Infrastructure and troubleshooting could be handled by predictive maintenance technology, enabling companies to proactively mitigate issues and reduce non-productive time. We would move towards an automated industry, with obvious advantages of scale, cost and efficiency.

As IIoT increases, we may see a shift in economic output, here’s why. Traditional manufacturing assesses outcomes in terms of tangible results and clearly defined values, such as barrels of oil or kilowatts of power. With the IIoT, the shift is towards services, spawning new roles and opportunities. We expect this will lead to a change in the measurement of success – and of ROI.

A new industrial revolution

In Germany, the government has launched INDUSTRIE 4.0, an IIoT initiative which “represents the coming fourth industrial revolution on the way to an Internet of Things, Data and Services.” Its E200m investment is supplemented by support from German companies such as Deutsche Telekom, Siemens, and SAP. Angela Merkel, speaking at the World Economic Forum, said: “We must – and I say this as the German chancellor in the face of a strong Germany economy – deal quickly with the fusion of the online world and the world of industrial production. In Germany, we call it Industrie 4.0.” 

The role of security

A GE and Accenture study of executives across industries analysed the role of big data and the IIoT. Three main challenges to adoption identified by companies were systems integration issues, security concerns and data silos:

1. Systems integration - Naturally, IIoT relies on some form of integrated ecosystem. Products will need to “talk” to services in order to function as a whole.

2. Security - The greater the number of interconnects, the higher the security risk—at least, in a standard data centre. Decision-makers may consider colocation as a viable alternative.
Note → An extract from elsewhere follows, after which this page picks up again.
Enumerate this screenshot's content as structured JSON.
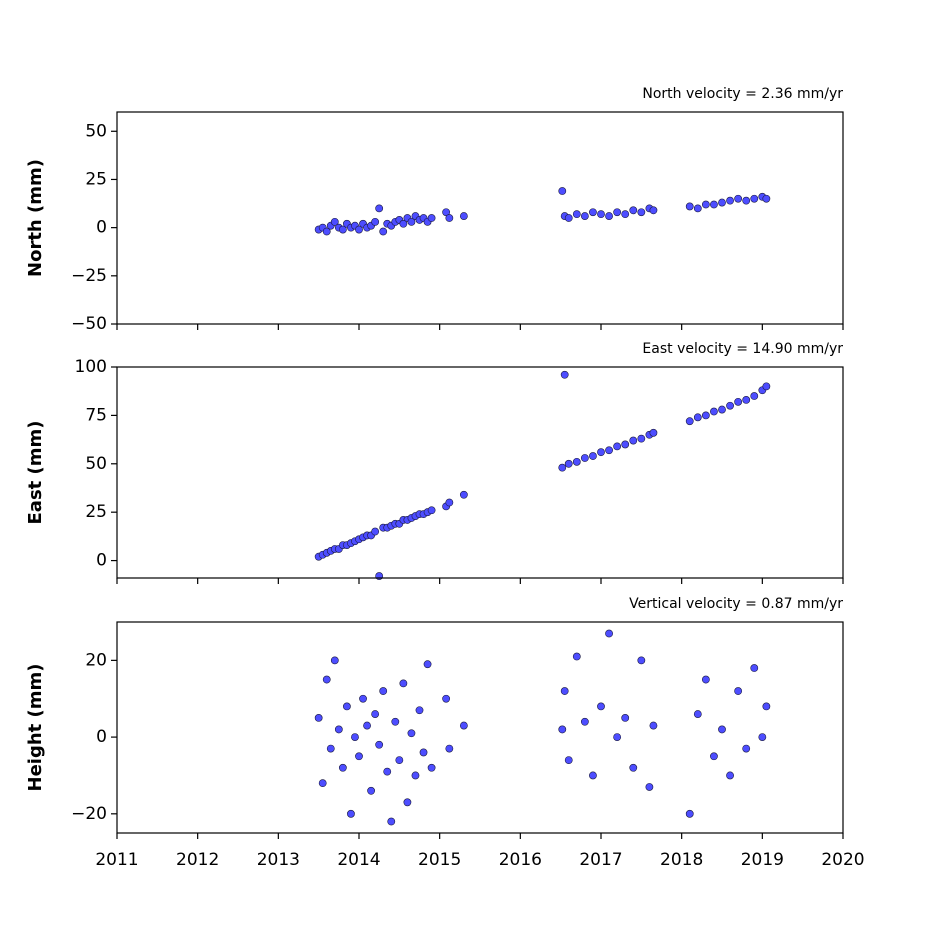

3. Data silos - Delivering the full benefits of IIoT requires working with partners and suppliers, perhaps over the same interoperable network, to avoid silos. There’s also the lifecycle aspect to consider. A connected device such as a smartwatch may last two years.

Consumer-oriented IoT is primarily about apps, wireless connectivity and Bluetooth. This means in consumer IoT there’s increased innovation and faster releases, but also increased disposability. Contrast that to a slower-paced industrial environment, where there are more stakeholders involved and where procurement departments likely mean a slower, more long-term investment approach.

The industrial environment is still very much about wires, legacy systems and architecture. In the short term, a hybrid solution may be most appropriate for building a successful IIoT. That being said, what’s clear is there will need to be investment on an industrial scale as data needs will also increase on a large scale.

The increased data consumption puts data centres at the heart of the 4th industrial revolution.